Alignment as I described it in my last post is a single axis: Law-Chaos. Good and Evil are part of this axis, instead of a separate axis; the New School conception of alignment as personality traits is not applicable. Staid traditionalist characters and free-spirited characters (the New School interpretations of Lawful and Chaotic) may support either Law or Chaos.
Most individuals, however, no matter what their personality type, will fall into the category of Neutral, neither particularly helping nor harming the cause of either Law or Chaos; in fact, most everyone is ignorant of the struggle, not taking it seriously on the few occasions when they do hear about it.

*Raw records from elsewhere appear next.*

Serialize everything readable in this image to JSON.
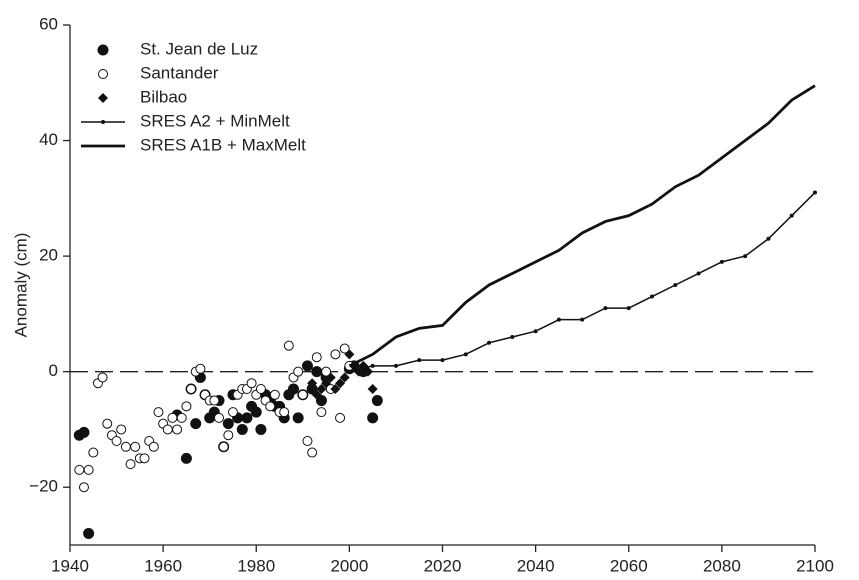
{
  "chart_data": {
    "type": "scatter-line",
    "y_label": "Anomaly (cm)",
    "xlim": [
      1940,
      2100
    ],
    "xticks": [
      1940,
      1960,
      1980,
      2000,
      2020,
      2040,
      2060,
      2080,
      2100
    ],
    "ylim": [
      -30,
      60
    ],
    "yticks": [
      {
        "value": -20,
        "label": "−20"
      },
      0,
      20,
      40,
      60
    ],
    "hline": 0,
    "legend": "top-left",
    "series": [
      {
        "name": "St. Jean de Luz",
        "marker": "filled-circle",
        "color": "#111111",
        "x": [
          1942,
          1943,
          1944,
          1963,
          1965,
          1966,
          1967,
          1968,
          1969,
          1970,
          1971,
          1972,
          1973,
          1974,
          1975,
          1976,
          1977,
          1978,
          1979,
          1980,
          1981,
          1982,
          1983,
          1984,
          1985,
          1986,
          1987,
          1988,
          1989,
          1990,
          1991,
          1992,
          1993,
          1994,
          1995,
          2000,
          2001,
          2003,
          2005,
          2006
        ],
        "values": [
          -11,
          -10.5,
          -28,
          -7.5,
          -15,
          -3,
          -9,
          -1,
          -4,
          -8,
          -7,
          -5,
          -13,
          -9,
          -4,
          -8,
          -10,
          -8,
          -6,
          -7,
          -10,
          -4,
          -5,
          -6,
          -6,
          -8,
          -4,
          -3,
          -8,
          -4,
          1,
          -3,
          0,
          -5,
          -1,
          0.5,
          1,
          0,
          -8,
          -5
        ]
      },
      {
        "name": "Santander",
        "marker": "open-circle",
        "color": "#111111",
        "x": [
          1942,
          1943,
          1944,
          1945,
          1946,
          1947,
          1948,
          1949,
          1950,
          1951,
          1952,
          1953,
          1954,
          1955,
          1956,
          1957,
          1958,
          1959,
          1960,
          1961,
          1962,
          1963,
          1964,
          1965,
          1966,
          1967,
          1968,
          1969,
          1970,
          1971,
          1972,
          1973,
          1974,
          1975,
          1976,
          1977,
          1978,
          1979,
          1980,
          1981,
          1982,
          1983,
          1984,
          1985,
          1986,
          1987,
          1988,
          1989,
          1990,
          1991,
          1992,
          1993,
          1994,
          1995,
          1996,
          1997,
          1998,
          1999,
          2000
        ],
        "values": [
          -17,
          -20,
          -17,
          -14,
          -2,
          -1,
          -9,
          -11,
          -12,
          -10,
          -13,
          -16,
          -13,
          -15,
          -15,
          -12,
          -13,
          -7,
          -9,
          -10,
          -8,
          -10,
          -8,
          -6,
          -3,
          0,
          0.5,
          -4,
          -5,
          -5,
          -8,
          -13,
          -11,
          -7,
          -4,
          -3,
          -3,
          -2,
          -4,
          -3,
          -5,
          -6,
          -4,
          -7,
          -7,
          4.5,
          -1,
          0,
          -4,
          -12,
          -14,
          2.5,
          -7,
          0,
          -3,
          3,
          -8,
          4,
          1
        ]
      },
      {
        "name": "Bilbao",
        "marker": "diamond",
        "color": "#111111",
        "x": [
          1992,
          1993,
          1994,
          1995,
          1996,
          1997,
          1998,
          1999,
          2000,
          2001,
          2002,
          2003,
          2004,
          2005
        ],
        "values": [
          -2,
          -4,
          -3,
          -2,
          -1,
          -3,
          -2,
          -1,
          3,
          1,
          0,
          1,
          0,
          -3
        ]
      },
      {
        "name": "SRES A2 + MinMelt",
        "marker": "line-dot",
        "color": "#111111",
        "x": [
          2000,
          2005,
          2010,
          2015,
          2020,
          2025,
          2030,
          2035,
          2040,
          2045,
          2050,
          2055,
          2060,
          2065,
          2070,
          2075,
          2080,
          2085,
          2090,
          2095,
          2100
        ],
        "values": [
          0,
          1,
          1,
          2,
          2,
          3,
          5,
          6,
          7,
          9,
          9,
          11,
          11,
          13,
          15,
          17,
          19,
          20,
          23,
          27,
          31
        ]
      },
      {
        "name": "SRES A1B + MaxMelt",
        "marker": "line",
        "color": "#111111",
        "x": [
          2000,
          2005,
          2010,
          2015,
          2020,
          2025,
          2030,
          2035,
          2040,
          2045,
          2050,
          2055,
          2060,
          2065,
          2070,
          2075,
          2080,
          2085,
          2090,
          2095,
          2100
        ],
        "values": [
          1,
          3,
          6,
          7.5,
          8,
          12,
          15,
          17,
          19,
          21,
          24,
          26,
          27,
          29,
          32,
          34,
          37,
          40,
          43,
          47,
          49.5
        ]
      }
    ]
  }
}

In fact, until they begin to establish themselves and discover the reality of both the forces of Law and Chaos, the PCs won't usually know about it. That's what sets Paladins, Rangers and the more devout Clerics apart from your average Fighters, Thieves, Magic-Users, most Clerics and all the other classes: they're true believers from the beginning in a grand cosmic struggle, instead of stumbling upon it in the course of amassing their personal fortune. It's why Paladins and Rangers exist, and why Clerics are sent out to fight Chaos instead of blessing crops and healing the sick on a full-time basis.
So, how to deal with alignment when the PCs don't even know about or believe in it? Well, I could just let the players decide their PCs' alignments, but that, I think, risks making this more about what color jerseys the PCs are wearing instead of which side they're actually scoring for. It also bares for my players a part of the setting that I really don't want to just tell them about. I want them to discover it along with their PCs.

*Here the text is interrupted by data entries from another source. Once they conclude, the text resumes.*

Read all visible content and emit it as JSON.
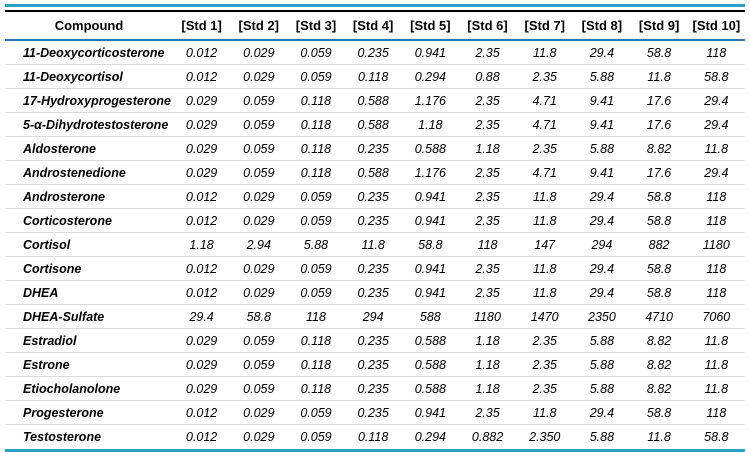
{
  "chart_data": {
    "type": "table",
    "title": "",
    "columns": [
      "Compound",
      "[Std 1]",
      "[Std 2]",
      "[Std 3]",
      "[Std 4]",
      "[Std 5]",
      "[Std 6]",
      "[Std 7]",
      "[Std 8]",
      "[Std 9]",
      "[Std 10]"
    ],
    "rows": [
      {
        "compound": "11-Deoxycorticosterone",
        "values": [
          "0.012",
          "0.029",
          "0.059",
          "0.235",
          "0.941",
          "2.35",
          "11.8",
          "29.4",
          "58.8",
          "118"
        ]
      },
      {
        "compound": "11-Deoxycortisol",
        "values": [
          "0.012",
          "0.029",
          "0.059",
          "0.118",
          "0.294",
          "0.88",
          "2.35",
          "5.88",
          "11.8",
          "58.8"
        ]
      },
      {
        "compound": "17-Hydroxyprogesterone",
        "values": [
          "0.029",
          "0.059",
          "0.118",
          "0.588",
          "1.176",
          "2.35",
          "4.71",
          "9.41",
          "17.6",
          "29.4"
        ]
      },
      {
        "compound": "5-α-Dihydrotestosterone",
        "values": [
          "0.029",
          "0.059",
          "0.118",
          "0.588",
          "1.18",
          "2.35",
          "4.71",
          "9.41",
          "17.6",
          "29.4"
        ]
      },
      {
        "compound": "Aldosterone",
        "values": [
          "0.029",
          "0.059",
          "0.118",
          "0.235",
          "0.588",
          "1.18",
          "2.35",
          "5.88",
          "8.82",
          "11.8"
        ]
      },
      {
        "compound": "Androstenedione",
        "values": [
          "0.029",
          "0.059",
          "0.118",
          "0.588",
          "1.176",
          "2.35",
          "4.71",
          "9.41",
          "17.6",
          "29.4"
        ]
      },
      {
        "compound": "Androsterone",
        "values": [
          "0.012",
          "0.029",
          "0.059",
          "0.235",
          "0.941",
          "2.35",
          "11.8",
          "29.4",
          "58.8",
          "118"
        ]
      },
      {
        "compound": "Corticosterone",
        "values": [
          "0.012",
          "0.029",
          "0.059",
          "0.235",
          "0.941",
          "2.35",
          "11.8",
          "29.4",
          "58.8",
          "118"
        ]
      },
      {
        "compound": "Cortisol",
        "values": [
          "1.18",
          "2.94",
          "5.88",
          "11.8",
          "58.8",
          "118",
          "147",
          "294",
          "882",
          "1180"
        ]
      },
      {
        "compound": "Cortisone",
        "values": [
          "0.012",
          "0.029",
          "0.059",
          "0.235",
          "0.941",
          "2.35",
          "11.8",
          "29.4",
          "58.8",
          "118"
        ]
      },
      {
        "compound": "DHEA",
        "values": [
          "0.012",
          "0.029",
          "0.059",
          "0.235",
          "0.941",
          "2.35",
          "11.8",
          "29.4",
          "58.8",
          "118"
        ]
      },
      {
        "compound": "DHEA-Sulfate",
        "values": [
          "29.4",
          "58.8",
          "118",
          "294",
          "588",
          "1180",
          "1470",
          "2350",
          "4710",
          "7060"
        ]
      },
      {
        "compound": "Estradiol",
        "values": [
          "0.029",
          "0.059",
          "0.118",
          "0.235",
          "0.588",
          "1.18",
          "2.35",
          "5.88",
          "8.82",
          "11.8"
        ]
      },
      {
        "compound": "Estrone",
        "values": [
          "0.029",
          "0.059",
          "0.118",
          "0.235",
          "0.588",
          "1.18",
          "2.35",
          "5.88",
          "8.82",
          "11.8"
        ]
      },
      {
        "compound": "Etiocholanolone",
        "values": [
          "0.029",
          "0.059",
          "0.118",
          "0.235",
          "0.588",
          "1.18",
          "2.35",
          "5.88",
          "8.82",
          "11.8"
        ]
      },
      {
        "compound": "Progesterone",
        "values": [
          "0.012",
          "0.029",
          "0.059",
          "0.235",
          "0.941",
          "2.35",
          "11.8",
          "29.4",
          "58.8",
          "118"
        ]
      },
      {
        "compound": "Testosterone",
        "values": [
          "0.012",
          "0.029",
          "0.059",
          "0.118",
          "0.294",
          "0.882",
          "2.350",
          "5.88",
          "11.8",
          "58.8"
        ]
      }
    ]
  },
  "style": {
    "accent_teal": "#2AA0C8",
    "header_top_rule": "#000000",
    "header_bottom_rule": "#2E75B6",
    "row_divider": "#DBDBDB",
    "text_color": "#000000"
  }
}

It's true; I've begun keeping secrets from my players. They don't read my blog and they have no idea that Dragons run much of the world. They're just starting to get an inkling of the Cthuloid horrors continued adventuring will bring them in contact with. I think I may have mentioned the possibility of Mindflayers and they've fought a Shroom, like, once. They have no idea that Necromancy exists in my setting at all. They certainly don't realize that Carcosan rituals exist and are utilized by evil sorcerers, nor do they know why intelligent monsters have tried to kill them twice (after rolls on the Puppet-Master Machination Tables), although they are getting curious about that.

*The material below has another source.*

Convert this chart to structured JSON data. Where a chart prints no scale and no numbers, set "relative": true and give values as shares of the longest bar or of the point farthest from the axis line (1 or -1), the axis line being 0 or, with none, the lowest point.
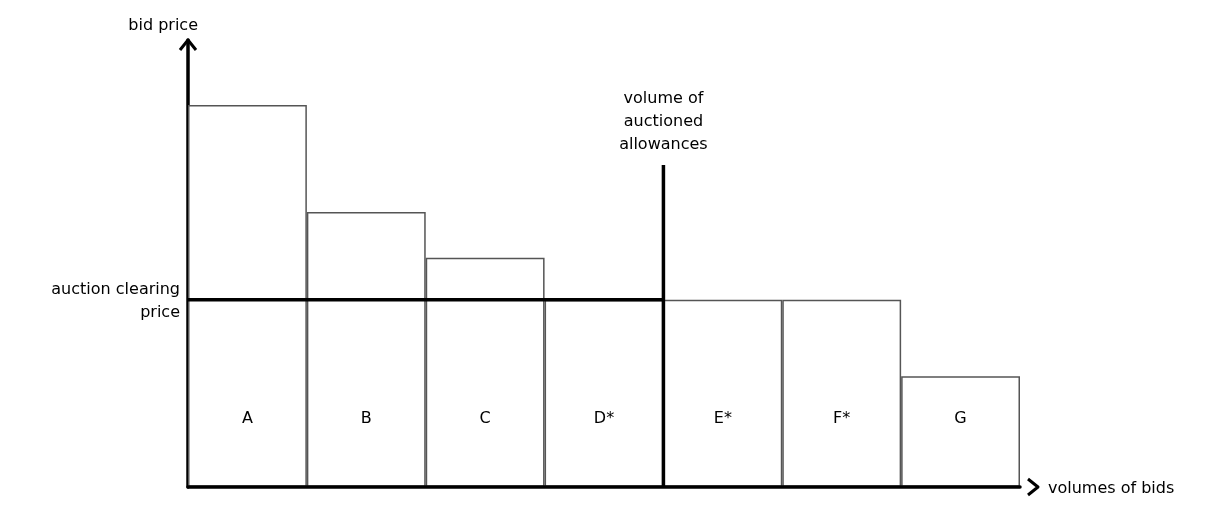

To be clear, when there have been questions about these things, I haven't refused to answer. Instead, I told my player that there were good, non-arbitrary reasons for what was happening; cause-and-effect was occurring. I told him that I thought it would be more fun for him to figure out what was going on through the course of play, but that I'd be willing to explain it to him if he preferred that. He opted to try to figure it out, at least for now.
My gut tells me to do the same thing with alignment. Tell most players not to worry about it. Slip the players of Paladins, Rangers and Clerics of certain gods secret handouts about their characters' understandings of Law and Chaos. Then come up with a scale for measuring alignment and a list of Lawful and Chaotic actions: actions which materially benefit Law or Chaos. Different classes may start out on different points along the scale (Paladins, etc., start out high on the Lawful scale, while most other classes start out near halfway or so. Thieves start closer to Chaos but still inside Neutral territory.) and I adjust their scores as they perform action on the lists in the course of their normal adventuring career. This idea, by the way, is stolen almost whole-cloth from the Judges Guild Ready Ref Sheets; the differences are that the Ready Ref sheets try to work with a double-axis alignment system, that there is no list of Lawful or Chaotic acts and that you're supposed to roll for your alignment.
Next time I'll try to flesh this out mechanically. In the meantime, how much about your settings do you keep away from your players, waiting to reveal through play? Is most everything pretty straightforward or are there definite twists that make your players sit up and take notice?
I keep the vast majority of my setting hidden from my players until they encounter it during play. I find that it encourages them to ask more questions, as acting first without much information can often hamper them in the long run--the more they see that happen, the more time they spend actually trying to figure out the connections between the events they experience "randomly".
ReplyDeleteOn the other hand, I am more than ready to provide some material (even in advance) that would help the players make sense of things if it's information that they would reasonably have. Just because your character hasn't visited Highmeet, for example, doesn't mean that he or she isn't aware that it's comprised almost entirely of halflings living in giant carved-out mushrooms--that information is available to anyone who's lived south of the Division Range. And so on.
I agree completely. Information that is common knowledge in the setting should not be hidden from the players (unless their characters are visitors to the setting and don't know about it either). Information that their players wouldn't reasonably know should, as much as possible, be kept from players.